En la última legislatura, CS se quedó solo en esta cuestión. Los números son claros. CS consiguió 1.650.000 votos en 2019 y consiguió 10 escaños. Son 165.000 votos por escaño. ERC, con un millón de votos menos, obtuvo 13 diputados. Pero es que el escaño de Teruel Existe costaba 19.000 votos. Al PP y PSOE les cuesta unos 55.000. Como nunca se van a poner de acuerdo en esta situación de privilegio, nunca se reformará el sistema. 

"Parece que, si los murcianos no sacan dos diputados decisivos con un partido que se llame Murcia Ahora, no importan nada"

Tampoco debe de ser un clamor social cuando no se cambia. 

Es que los ciudadanos somos los responsables. Hay que decirle a los votantes, que si tanto se quejan de los políticos, que dejen de votar a los partidos de siempre. 

¿Por eso se funda Nexo?

Se funda con la intención de corregir los errores de la anterior formación, que decía ser de centro, pero no lo era. Fue una muletilla del Partido Popular.  

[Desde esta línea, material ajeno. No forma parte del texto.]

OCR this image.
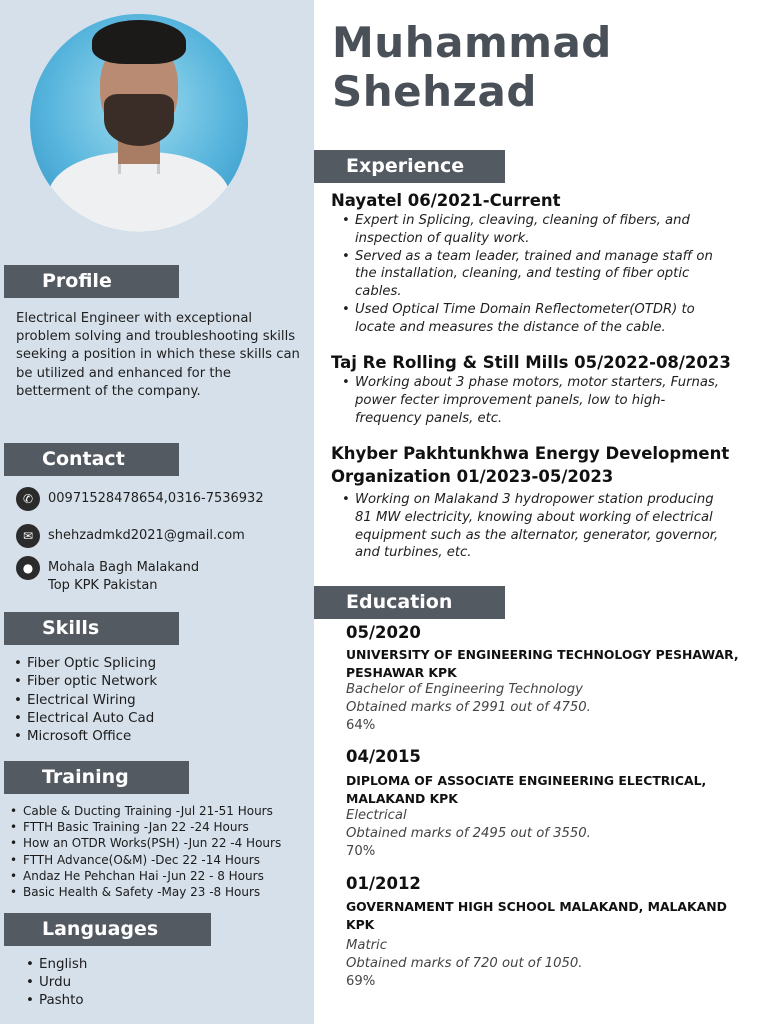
Profile
Electrical Engineer with exceptional problem solving and troubleshooting skills seeking a position in which these skills can be utilized and enhanced for the betterment of the company.
Contact
✆	00971528478654,0316-7536932
✉	shehzadmkd2021@gmail.com
●	Mohala Bagh Malakand
Top KPK Pakistan
Skills
• Fiber Optic Splicing
• Fiber optic Network
• Electrical Wiring
• Electrical Auto Cad
• Microsoft Office
Training
• Cable & Ducting Training -Jul 21-51 Hours
• FTTH Basic Training -Jan 22 -24 Hours
• How an OTDR Works(PSH) -Jun 22 -4 Hours
• FTTH Advance(O&M) -Dec 22 -14 Hours
• Andaz He Pehchan Hai -Jun 22 - 8 Hours
• Basic Health & Safety -May 23 -8 Hours
Languages
• English
• Urdu
• Pashto
Muhammad
Shehzad
Experience
Nayatel 06/2021-Current
• Expert in Splicing, cleaving, cleaning of fibers, and inspection of quality work.
• Served as a team leader, trained and manage staff on the installation, cleaning, and testing of fiber optic cables.
• Used Optical Time Domain Reflectometer(OTDR) to locate and measures the distance of the cable.
Taj Re Rolling & Still Mills 05/2022-08/2023
• Working about 3 phase motors, motor starters, Furnas, power fecter improvement panels, low to high-frequency panels, etc.
Khyber Pakhtunkhwa Energy Development
Organization 01/2023-05/2023
• Working on Malakand 3 hydropower station producing 81 MW electricity, knowing about working of electrical equipment such as the alternator, generator, governor, and turbines, etc.
Education
05/2020
UNIVERSITY OF ENGINEERING TECHNOLOGY PESHAWAR, PESHAWAR KPK
Bachelor of Engineering Technology
Obtained marks of 2991 out of 4750.
64%
04/2015
DIPLOMA OF ASSOCIATE ENGINEERING ELECTRICAL, MALAKAND KPK
Electrical
Obtained marks of 2495 out of 3550.
70%
01/2012
GOVERNAMENT HIGH SCHOOL MALAKAND, MALAKAND KPK
Matric
Obtained marks of 720 out of 1050.
69%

Entonces la plataforma va a ser, seguro, un partido.

Es lo que quiero y en ello se convertirá si así lo deciden los asociados. La gente tendrá que entender que es necesario un partido que saque a España de la bazofia en la que se ha convertido la política de enconamiento. 

Edmundo Bal y Miguel Sánchez, juntos en el Congreso. L.O.

Ese era el cometido de CS.

Pero cometió enormes errores.

¿Alguno en esta región? 

En Murcia sois especialistas. Solo así se pudo pactar con el PP después de años de corrupción del PP. Se hizo un ridículo reparto del poder en España tras las elecciones de 2019, cediéndoselo entero al PP. Todo por ambición personal.

¿Nexo será progresista?

Nexo quiere trascender de las siglas. Los que estamos en esto estamos hartos de que nos etiqueten. A mí me han llamado comunista y fascista. Queremos ser un partido bisagra, moderado y pragmático.

"Sigo con el carné de CS, pero estoy expedientado y soy un disidente, como Alfonso Guerra en el PSOE"

¿Sigue con el carné de CS?

Sí. Soy un disidente, como Alfonso Guerra en el PSOE. Estoy expedientado y me han suspendido de militancia. No tengo derechos. Así era la Gestapo. Pero me da igual porque CS ha muerto. Apagaron su micrófono por voluntad propia.

¿Estará listo Nexo para las europeas?

Nos queda un largo camino y no tenemos prisa. Queremos hacer las cosas bien. Necesitamos implantación territorial, financiación y generar ideas. Pero tenemos mucha ilusión y ojalá lleguemos a las elecciones al Parlamento Europeo.

Mójese. ¿Qué es mejor para los españoles: Feijóo, Sánchez o elecciones?

Lo óptimo es que se llegue a un acuerdo de Estado entre el PP y el PSOE en el que gobierne el partido más votado, con la mano tendida al principal partido de la oposición. Si esto ocurriera, no haría falta Nexo.